Programming by Stealth

A blog and podcast series by Bart Busschots & Allison Sheridan.

PBS 140 of X — UML Class Diagrams

At this stage we have all the coding tools needed to port the Crypt::HSXKPasswd Perl module to JavaScript figured out — we know we’ll be building the library in the NodeJS environment, using JSDoc to document it, using Jest to test it, and using WebPack to package it for publication.

Before we can start writing actual code we need to capture the design we’ll be implementing in a standard way. We’ll be producing API documentation with JSDoc as an output, so we obviously can’t use that as our guide when building the first version of the code. We need to capture the requirements for version 1.0 in a way that’s clear, and useful to developers. The documentation for the current Perl implementation will be helpful, but Perl and JavaScript are quite different languages, so the first step will be to translate the API from a collection of Perl modules into a collection of class definitions that can then be implemented in JavaScript.

It would certainly be possible to capture those class definitions in English, but that would be a horrendous chore, and the resulting wall of text wouldn’t even be easy to use when coding. We need a better representation of the design — we need a diagram! We don’t just need any diagram though, we need a diagram that adheres to industry standards so it’s instantly understandable by any software engineer. In other words, we need a UML class diagram!

Matching Podcast Episode

Listen along to this instalment on episode 751 of the Chit Chat Across the Pond Podcast.

You can also Download the MP3

What Problem do UML Class Diagrams Solve?

The new XKPasswd API will be object oriented, so it will consist of a collection of JavaScript ES 6 classes. So, our design documents need to capture the classes that will be needed, the relationships between those classes, and the attributes and functions those classes must provide.
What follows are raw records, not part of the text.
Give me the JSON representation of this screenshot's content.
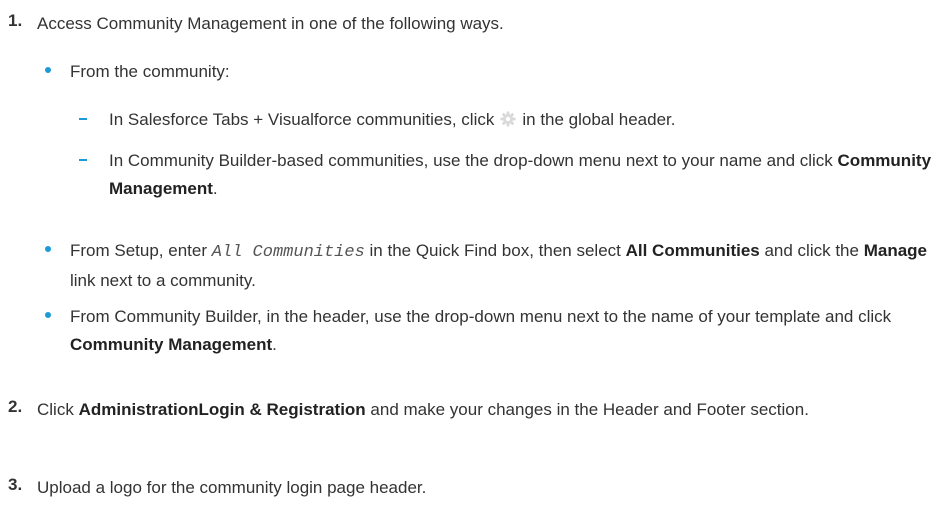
{
  "colors": {
    "bullet": "#1c9ad6",
    "text": "#333333",
    "gear_icon": "#d9d9d9"
  },
  "steps": [
    {
      "number": "1.",
      "text": "Access Community Management in one of the following ways.",
      "bullets": [
        {
          "text": "From the community:",
          "subitems": [
            {
              "before": "In Salesforce Tabs + Visualforce communities, click",
              "icon": "gear-icon",
              "after": "in the global header."
            },
            {
              "before": "In Community Builder-based communities, use the drop-down menu next to your name and click",
              "bold": "Community Management",
              "after": "."
            }
          ]
        },
        {
          "before": "From Setup, enter",
          "code": "All Communities",
          "middle": "in the Quick Find box, then select",
          "bold1": "All Communities",
          "middle2": "and click the",
          "bold2": "Manage",
          "after": "link next to a community."
        },
        {
          "before": "From Community Builder, in the header, use the drop-down menu next to the name of your template and click",
          "bold": "Community Management",
          "after": "."
        }
      ]
    },
    {
      "number": "2.",
      "before": "Click",
      "bold": "AdministrationLogin & Registration",
      "after": "and make your changes in the Header and Footer section."
    },
    {
      "number": "3.",
      "text": "Upload a logo for the community login page header."
    }
  ]
}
The act of creating the diagram will surface any implementation details that are Perl-specific, and force me to make decisions on how to transform those into a JavaScript-compatible design.

Once the diagram has been created it will act as a map to guide the coding work. The diagram will make it easy to find the right starting place — the classes that don’t depend on any other classes — and then to work through the dependencies in an order that will allow the code to be functional and testable every step of the way. The diagram will also act as a glanceable quick reference for the details of all functions and attributes that need to be added to the classes.
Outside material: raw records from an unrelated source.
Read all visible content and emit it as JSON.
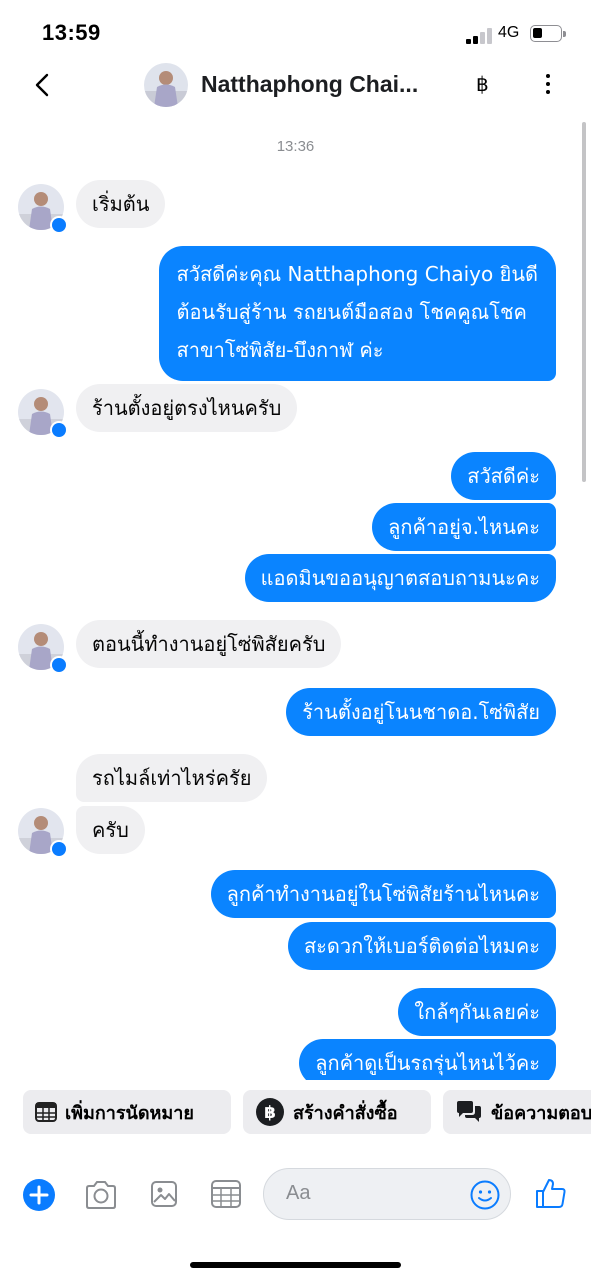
{
  "status": {
    "time": "13:59",
    "network": "4G"
  },
  "header": {
    "contact_name": "Natthaphong Chai...",
    "baht_symbol": "฿"
  },
  "chat": {
    "timestamp": "13:36",
    "messages": [
      {
        "dir": "in",
        "lines": [
          "เริ่มต้น"
        ]
      },
      {
        "dir": "out",
        "lines": [
          "สวัสดีค่ะคุณ Natthaphong Chaiyo ยินดี",
          "ต้อนรับสู่ร้าน รถยนต์มือสอง โชคคูณโชค",
          "สาขาโซ่พิสัย-บึงกาฬ ค่ะ"
        ]
      },
      {
        "dir": "in",
        "lines": [
          "ร้านตั้งอยู่ตรงไหนครับ"
        ]
      },
      {
        "dir": "out",
        "lines": [
          "สวัสดีค่ะ"
        ]
      },
      {
        "dir": "out",
        "lines": [
          "ลูกค้าอยู่จ.ไหนคะ"
        ]
      },
      {
        "dir": "out",
        "lines": [
          "แอดมินขออนุญาตสอบถามนะคะ"
        ]
      },
      {
        "dir": "in",
        "lines": [
          "ตอนนี้ทำงานอยู่โซ่พิสัยครับ"
        ]
      },
      {
        "dir": "out",
        "lines": [
          "ร้านตั้งอยู่โนนชาดอ.โซ่พิสัย"
        ]
      },
      {
        "dir": "in",
        "lines": [
          "รถไมล์เท่าไหร่ครัย"
        ]
      },
      {
        "dir": "in",
        "lines": [
          "ครับ"
        ]
      },
      {
        "dir": "out",
        "lines": [
          "ลูกค้าทำงานอยู่ในโซ่พิสัยร้านไหนคะ"
        ]
      },
      {
        "dir": "out",
        "lines": [
          "สะดวกให้เบอร์ติดต่อไหมคะ"
        ]
      },
      {
        "dir": "out",
        "lines": [
          "ใกล้ๆกันเลยค่ะ"
        ]
      },
      {
        "dir": "out",
        "lines": [
          "ลูกค้าดูเป็นรถรุ่นไหนไว้คะ"
        ]
      }
    ]
  },
  "quick_actions": [
    {
      "label": "เพิ่มการนัดหมาย",
      "icon": "calendar-icon"
    },
    {
      "label": "สร้างคำสั่งซื้อ",
      "icon": "baht-coin-icon"
    },
    {
      "label": "ข้อความตอบกลับ",
      "icon": "chat-bubbles-icon"
    }
  ],
  "composer": {
    "placeholder": "Aa"
  },
  "colors": {
    "accent": "#0a84ff",
    "incoming": "#f0f0f2"
  }
}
What are UML Class Diagrams?

UML is the Unified Modeling Language, and the spec defines many different diagram types, not just the UML Class Diagrams we’re focusing on in this instalment. The entire UML spec is designed to be language agnostic, so I like to think of UML diagrams as pseudo-code in pictures. Because the spec is language agnostic, it’s very broad, covering all possible features in all possible languages. I doubt any single human is intimately familiar with the entire spec, so it’s entirely expected that you pick and choose the parts you need, and ignore the rest (which is exactly what we’ll be doing in this instalment 🙂).

We’ll be limiting our exploration of UML to just class diagrams, and our explorations of class diagrams to just:

  1. The Aggregation, Composition, and Inheritance class relationships
  2. The Abstract class Annotation
  3. Class Members (attributes & functions)

The Basics

As its name suggests, class diagrams show the classes that will make up your code, so classes are the atoms of class diagrams. Each class is represented as a box with three vertically stacked segments:

  1. The class name in bold and centered text and any class annotations
  2. The list of instance and static attributes, with static attributes underlined
  3. The list of instance and static functions again, with static functions underlined

The relationships between classes are represented by arrows with differently shaped heads and optional cardinalities on each end. Cardinality is the number of elements in a set.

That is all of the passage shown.